According to the World Health Organisation, "Coronary heart disease is now the leading cause of death worldwide; it is on the rise and has become a true pandemic that respects no borders".
 
A polypill prevents heart attacks and strokes
According to a 2012 study undertaken by scientists from the University of London, a polypill that combines three generic blood pressure medicines and a cholesterol fighting drug, reduces blood pressure by 12%, lowers bad cholesterol by 39% and could cut heart disease events by 72% and strokes by 64% and, on average, patients receiving the therapy could gain an extra 11 years of life.
 
According to Dr David Wald from Queen Mary College, London, who led the study, "If half of the over-50s in the UK took the pill daily, it would prevent many thousands of heart attacks and strokes each year".
 
Path breaking gene therapy for heart patients
The polypill does not work for chronic heart failure sufferers of which there are more than 0.75 million in the UK alone. Such patients have renewed hope from a new human clinical study, led by Dr Alexander Lyon, Imperial College London, which employs gene therapy to repair damaged hearts.
 
The study is based on 20 years of laboratory research spearheaded by Professor Sian Harding of Imperial College London who discovered that patients suffering from heart failure exhibit low levels of the protein SECRA2a. He also developed a genetically modified virus designed to produce high levels of SECRA2a. Professor Harding then engineered a way for the virus to be introduced into a failing heart to target and reverse some of the critical molecular changes arising in the heart when it fails and thereby restore the diseased organ to its former status.
 
Over a decade ago, gene therapy was widely viewed as a panacea, but it failed to deliver on its early promise. However, recent clinical successes have bolstered renewed optimism in gene therapy and scientists hope that Dr Lyon's study will be a turning point for the technique as well as benefitting people with heart failure.

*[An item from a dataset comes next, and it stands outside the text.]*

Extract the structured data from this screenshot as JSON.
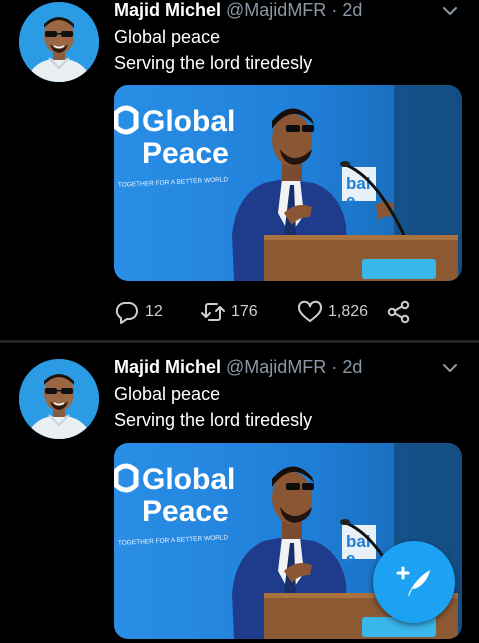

Underfunding of pensions a threat to heart treatment
A challenge to the costly management of heart disease is the UK government's chronic underfunding of state and public sector pensions, which, to a large extent, is currently paid out of general taxation. Recent government reforms and public sector cuts do not compensate for the lack of growth in the economy and the escalating healthcare costs of heart disease.
 
The enormity of the gap between the monies the UK government receives and monies it pays out in state and public sector pensions is ballooning out of control and will result in a significant cash flow crunch. If nothing transformative is achieved in healthcare, significant and deep cuts to the NHS are inevitable and heart patients will suffer. 
 
More transformative health strategies called for
The challenge for the NHS is not simply to protect the diagnosis and treatment of heart disease for a few difficult years and then expect everything to return to normal. Rather, it is to deliver a step change in the management of heart disease. Both the UK National Audit Office and the Parliamentary Select Committee on Health have raised concerns about the NHS being unable to make genuine efficiency gains. Both bodies suggest that the Department of Health is not sufficiently focused on transformative change. 
 
Significant infrastructural support for transformative healthcare change already exists. While modern society fosters unhealthy diets and lifestyles, which contribute to heart disease, it also facilitates the availability of health information and interactive mobile devices that together can help to reduce and manage the burden of coronary heart disease. 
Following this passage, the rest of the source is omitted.